Reputation: 167
I have a following code using linear_model.Lasso
:
X_train, X_test, y_train, y_test = cross_validation.train_test_split(X,y,test_size=0.2)
clf = linear_model.Lasso()
clf.fit(X_train,y_train)
accuracy = clf.score(X_test,y_test)
print(accuracy)
I want to perform k fold (10 times to be specific) cross_validation. What would be the right code to do that?
Upvotes: 4
Views: 12272
Reputation: 6376
here is the code I use to perform cross validation on a linear regression model and also to get the details:
from sklearn.model_selection import cross_val_score
scores = cross_val_score(clf, X_Train, Y_Train, scoring="neg_mean_squared_error", cv=10)
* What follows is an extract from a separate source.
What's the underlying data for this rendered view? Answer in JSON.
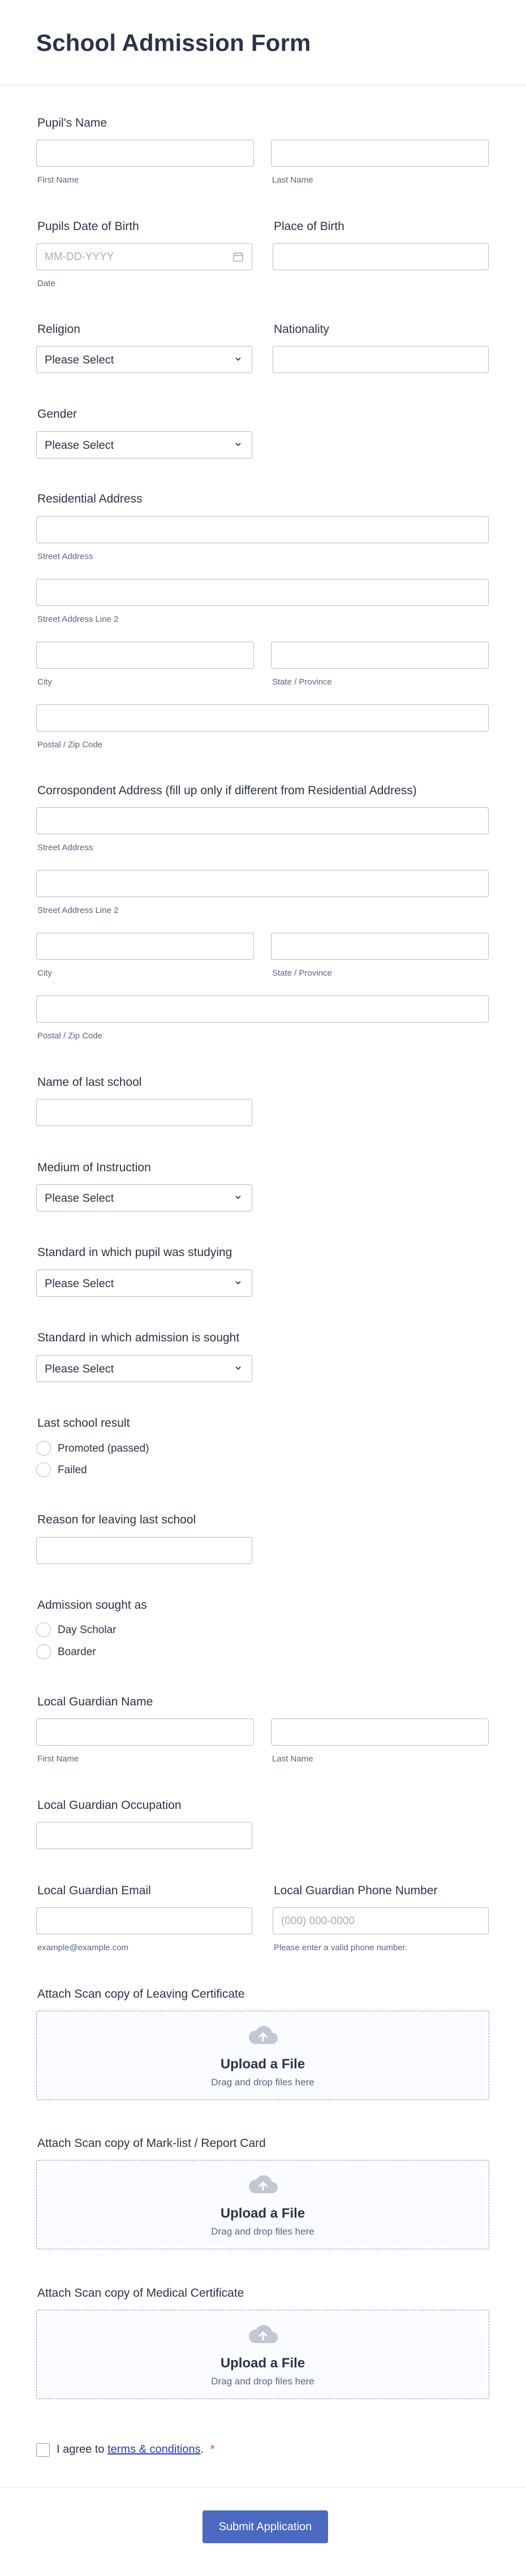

rmse_scores = np.sqrt(-scores)
As said in this book at page 108 this is the reason why we use -score:
Scikit-Learn cross-validation features expect a utility function (greater is better) rather than a cost function (lower is better), so the scoring function is actually the opposite of the MSE (i.e., a negative value), which is why the preceding code computes -scores before calculating the square root.
and to visualize the result use this simple function:
def display_scores(scores):
print("Scores:", scores)
print("Mean:", scores.mean())
print("Standard deviation:", scores.std())
Upvotes: 5
Reputation: 23770
You can run 10-fold using the model_selection
module:
# for 0.18 version or newer, use:
from sklearn.model_selection import cross_val_score
# for pre-0.18 versions of scikit, use:
from sklearn.cross_validation import cross_val_score
X = # Some features
y = # Some classes
clf = linear_model.Lasso()
scores = cross_val_score(clf, X, y, cv=10)
This code will return 10 different scores. You can easily get the mean:
scores.mean()
Upvotes: 2